Pour lui le modèle français n'est pas le plus répressif, et il n'y a "aucune indignité morale à construire des prisons". Il ne faut pas qu'il y ait " des magistrats honteux de réprimer".
La justice n'a pas besoin d'un "grand soir", mais de "petits matins".
Il y a pléthore de lois," un amas, un entrelac de réglementations". "La loi est un moyen trop commode pour montrer qu'on agit". "Un ministre s'estime "déshonoré" s'il ne produit pas un texte de loi (même voté à la va-vite) à son nom. Et il y a une "course absurde entre la loi et la délinquance" qui évolue chaque jour. "Un pouvoir impuissant aime à voter des lois".

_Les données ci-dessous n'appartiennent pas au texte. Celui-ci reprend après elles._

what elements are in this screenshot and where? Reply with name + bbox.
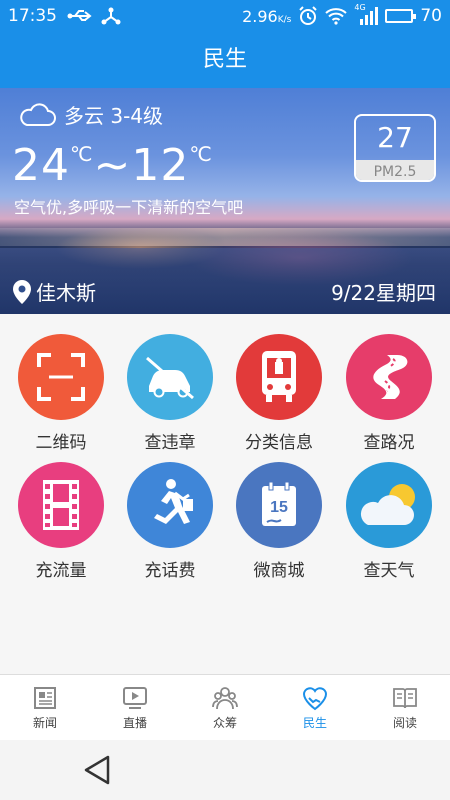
nav-label: 民生 (302, 715, 327, 730)
tile-data-recharge-circle (18, 462, 104, 548)
tile-label: 查路况 (363, 433, 415, 453)
tile-label: 二维码 (35, 433, 87, 453)
network-speed: 2.96K/s (242, 7, 291, 26)
tile-weather-circle (346, 462, 432, 548)
temp-unit: ℃ (189, 142, 213, 166)
sun-cloud-icon (360, 484, 415, 525)
wifi-icon (325, 8, 348, 25)
road-icon (373, 355, 408, 399)
tile-mall-circle: 15 (236, 462, 322, 548)
tile-label: 充流量 (35, 561, 87, 581)
system-navigation-bar (0, 740, 450, 800)
tile-phone-recharge[interactable]: 充话费 (115, 462, 225, 581)
tile-violation[interactable]: 查违章 (115, 334, 225, 453)
weather-condition-row: 多云 3-4级 (18, 100, 163, 129)
handshake-heart-icon (302, 686, 328, 710)
city-name: 佳木斯 (36, 281, 96, 305)
calendar-icon: 15 (262, 481, 296, 526)
tile-weather[interactable]: 查天气 (334, 462, 444, 581)
nav-label: 阅读 (392, 715, 417, 730)
tile-label: 充话费 (144, 561, 196, 581)
tv-icon (123, 686, 147, 709)
alarm-icon (299, 6, 318, 25)
signal-indicator: 4G (354, 3, 379, 25)
nav-item-live[interactable]: 直播 (90, 675, 180, 740)
bus-icon (262, 351, 296, 402)
tile-label: 分类信息 (245, 433, 313, 453)
film-strip-icon (43, 480, 79, 530)
location[interactable]: 佳木斯 (12, 277, 96, 306)
tile-label: 微商城 (253, 561, 305, 581)
car-prohibited-icon (146, 356, 194, 400)
temp-high: 24 (12, 140, 70, 191)
nav-label: 直播 (122, 715, 147, 730)
pm25-label: PM2.5 (356, 160, 434, 180)
tile-label: 查违章 (144, 433, 196, 453)
nav-item-livelihood[interactable]: 民生 (270, 675, 360, 740)
tile-violation-circle (127, 334, 213, 420)
temperature-range: 24 ℃ ~ 12 ℃ (12, 140, 213, 191)
nav-item-crowdfunding[interactable]: 众筹 (180, 675, 270, 740)
status-bar: 17:35 2.96K/s 4G 70 (0, 0, 450, 32)
nav-label: 新闻 (32, 715, 57, 730)
temp-unit: ℃ (70, 142, 94, 166)
weather-condition: 多云 3-4级 (64, 104, 164, 128)
temp-separator: ~ (93, 140, 132, 191)
pm25-value: 27 (377, 121, 413, 154)
tile-traffic-circle (346, 334, 432, 420)
page-title: 民生 (0, 32, 450, 88)
temp-low: 12 (131, 140, 190, 191)
tile-traffic[interactable]: 查路况 (334, 334, 444, 453)
tile-classified[interactable]: 分类信息 (224, 334, 334, 453)
tile-classified-circle (236, 334, 322, 420)
air-quality-text: 空气优,多呼吸一下清新的空气吧 (14, 198, 244, 217)
service-grid: 二维码 查违章 分类信息 查路况 充流量 充话费 15 微商城 查天气 (0, 314, 450, 674)
tile-qrcode-circle (18, 334, 104, 420)
location-pin-icon (13, 279, 31, 304)
battery-icon (385, 9, 417, 23)
nav-item-reading[interactable]: 阅读 (360, 675, 450, 740)
usb-icon (67, 10, 92, 21)
bottom-navigation: 新闻 直播 众筹 民生 阅读 (0, 674, 450, 740)
pm25-box: 27 PM2.5 (354, 114, 436, 182)
svg-text:15: 15 (270, 499, 288, 516)
weather-banner[interactable]: 多云 3-4级 24 ℃ ~ 12 ℃ 空气优,多呼吸一下清新的空气吧 27 PM2… (0, 88, 450, 314)
nav-item-news[interactable]: 新闻 (0, 675, 90, 740)
speed-value: 2.96 (242, 6, 278, 26)
tile-qrcode[interactable]: 二维码 (6, 334, 116, 453)
status-time: 17:35 (8, 6, 57, 26)
tile-mall[interactable]: 15 微商城 (224, 462, 334, 581)
tile-phone-recharge-circle (127, 462, 213, 548)
cloud-icon (20, 102, 56, 126)
signal-icon (360, 7, 379, 25)
date-text: 9/22星期四 (331, 281, 436, 305)
speed-unit: K/s (277, 14, 292, 25)
battery-percent: 70 (420, 6, 442, 26)
qr-scan-icon (37, 353, 85, 401)
people-icon (212, 686, 238, 709)
back-triangle-icon[interactable] (82, 754, 112, 786)
book-icon (393, 687, 417, 708)
nav-label: 众筹 (212, 715, 237, 730)
newspaper-icon (34, 686, 56, 709)
tile-label: 查天气 (363, 561, 415, 581)
tile-data-recharge[interactable]: 充流量 (6, 462, 116, 581)
share-icon (101, 7, 121, 25)
banner-bridge-decoration (0, 228, 450, 246)
running-man-icon (154, 479, 193, 524)
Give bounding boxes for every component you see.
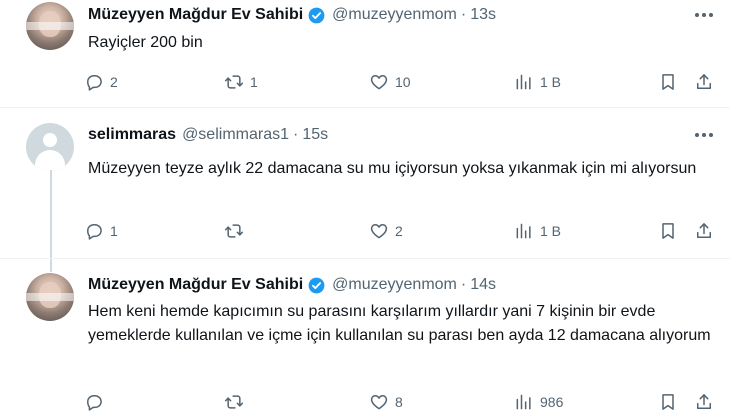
retweet-button[interactable]	[224, 391, 250, 413]
tweet[interactable]: Müzeyyen Mağdur Ev Sahibi @muzeyyenmom ·…	[0, 259, 730, 420]
timestamp[interactable]: 15s	[302, 125, 328, 145]
reply-button[interactable]: 2	[84, 71, 118, 93]
verified-badge-icon	[308, 277, 325, 293]
like-count: 2	[395, 223, 403, 239]
like-button[interactable]: 10	[369, 71, 411, 93]
thread-connector-line	[50, 170, 52, 272]
views-button[interactable]: 986	[514, 391, 563, 413]
like-icon	[369, 392, 389, 412]
avatar-band	[26, 22, 74, 30]
avatar-band	[26, 293, 74, 301]
verified-badge-icon	[308, 7, 325, 23]
separator-dot: ·	[460, 6, 467, 23]
more-icon[interactable]	[692, 125, 716, 145]
reply-icon	[84, 221, 104, 241]
author-name[interactable]: Müzeyyen Mağdur Ev Sahibi	[88, 5, 303, 25]
reply-count: 2	[110, 74, 118, 90]
author-name[interactable]: Müzeyyen Mağdur Ev Sahibi	[88, 275, 303, 295]
bookmark-icon	[658, 392, 678, 412]
separator-dot: ·	[293, 126, 299, 143]
share-button[interactable]	[694, 391, 714, 413]
views-count: 1 B	[540, 223, 562, 239]
tweet-text: Rayiçler 200 bin	[88, 34, 203, 51]
reply-button[interactable]	[84, 391, 110, 413]
views-icon	[514, 221, 534, 241]
author-name[interactable]: selimmaras	[88, 125, 176, 145]
bookmark-button[interactable]	[658, 391, 678, 413]
avatar[interactable]	[26, 123, 74, 171]
tweet-header: Müzeyyen Mağdur Ev Sahibi @muzeyyenmom ·…	[88, 5, 496, 25]
reply-icon	[84, 72, 104, 92]
action-bar: 1 2 1 B	[84, 220, 724, 242]
like-button[interactable]: 2	[369, 220, 403, 242]
avatar[interactable]	[26, 2, 74, 50]
retweet-count: 1	[250, 74, 258, 90]
retweet-button[interactable]	[224, 220, 250, 242]
views-button[interactable]: 1 B	[514, 220, 561, 242]
retweet-icon	[224, 221, 244, 241]
views-button[interactable]: 1 B	[514, 71, 561, 93]
bookmark-icon	[658, 221, 678, 241]
author-handle[interactable]: @muzeyyenmom	[332, 5, 457, 25]
tweet-text: Hem keni hemde kapıcımın su parasını kar…	[88, 303, 711, 344]
action-bar: 2 1 10 1 B	[84, 71, 724, 93]
tweet-header: Müzeyyen Mağdur Ev Sahibi @muzeyyenmom ·…	[88, 275, 496, 295]
reply-count: 1	[110, 223, 118, 239]
like-icon	[369, 72, 389, 92]
tweet[interactable]: selimmaras @selimmaras1 · 15s Müzeyyen t…	[0, 108, 730, 258]
views-icon	[514, 72, 534, 92]
share-icon	[694, 392, 714, 412]
tweet[interactable]: Müzeyyen Mağdur Ev Sahibi @muzeyyenmom ·…	[0, 0, 730, 107]
bookmark-icon	[658, 72, 678, 92]
bookmark-button[interactable]	[658, 220, 678, 242]
like-icon	[369, 221, 389, 241]
views-icon	[514, 392, 534, 412]
views-count: 986	[540, 394, 564, 410]
action-bar: 8 986	[84, 391, 724, 413]
timestamp[interactable]: 13s	[470, 5, 496, 25]
author-handle[interactable]: @muzeyyenmom	[332, 275, 457, 295]
bookmark-button[interactable]	[658, 71, 678, 93]
views-count: 1 B	[540, 74, 562, 90]
more-icon[interactable]	[692, 5, 716, 25]
share-icon	[694, 72, 714, 92]
like-count: 10	[395, 74, 411, 90]
timestamp[interactable]: 14s	[470, 275, 496, 295]
avatar-head	[43, 133, 57, 147]
separator-dot: ·	[460, 276, 467, 293]
author-handle[interactable]: @selimmaras1	[182, 125, 289, 145]
retweet-button[interactable]: 1	[224, 71, 258, 93]
avatar-body	[35, 150, 65, 171]
share-icon	[694, 221, 714, 241]
tweet-header: selimmaras @selimmaras1 · 15s	[88, 125, 328, 145]
reply-button[interactable]: 1	[84, 220, 118, 242]
share-button[interactable]	[694, 220, 714, 242]
avatar[interactable]	[26, 273, 74, 321]
retweet-icon	[224, 392, 244, 412]
reply-icon	[84, 392, 104, 412]
share-button[interactable]	[694, 71, 714, 93]
tweet-text: Müzeyyen teyze aylık 22 damacana su mu i…	[88, 160, 697, 177]
like-button[interactable]: 8	[369, 391, 403, 413]
retweet-icon	[224, 72, 244, 92]
like-count: 8	[395, 394, 403, 410]
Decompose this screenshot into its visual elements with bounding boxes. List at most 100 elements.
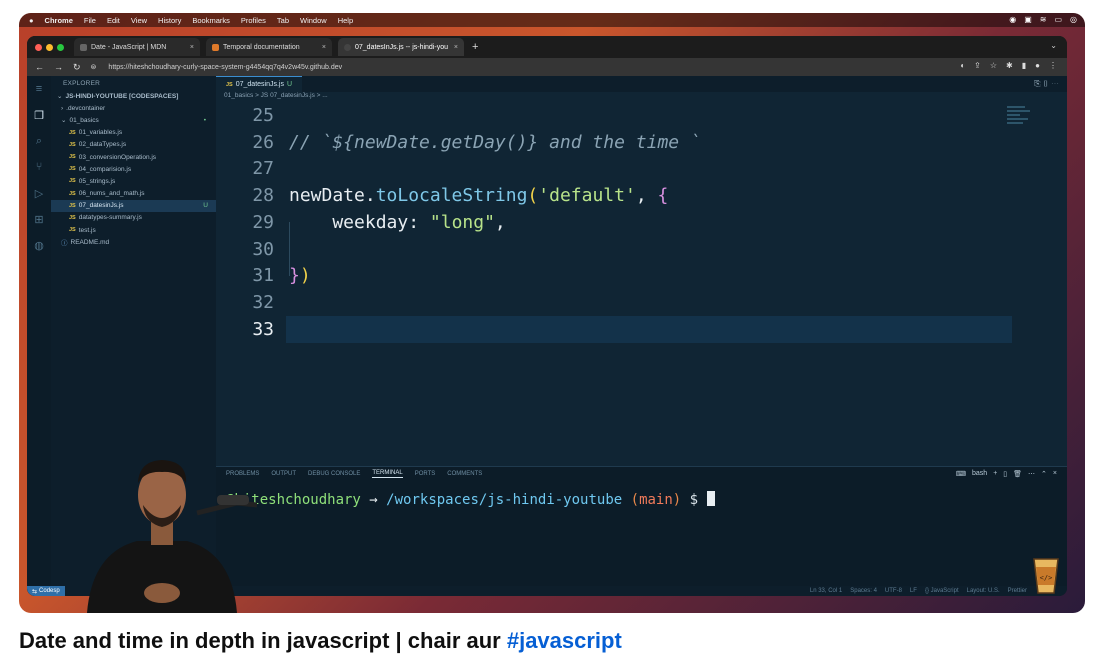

En cette période de remaniement ministériel annoncé, Philippe Bilger estime qu'il y a une opposition interne au sein de la gauche concernant la justice, qui la paralyse et qui paralyse François Hollande.
André Vallini que certains pensent voir arriver au ministère de la Justice, lui semble lucide, et méritant le respect, lui-même étant respectueux, pour un discours équilibré.
Quant à l'arrivée de Philippe Bilger au gouvernement, la réponse est claire : c'est non. Même s'il décline un plan pour de véritables Etats Généraux avec "une pluralité politique, judiciaire, intellectuelle", pour créer "une structure pour l'indépendance du Parquet", "structure vivifiée par des personnalités dignes de ce nom"
On lira son blog fait de "coulées de vie, de subjectivité."Je n'ai jamais attaqué des faibles". "Ce sont les conformismes qui m'exaspèrent". Avec "la volupté de penser contre soi".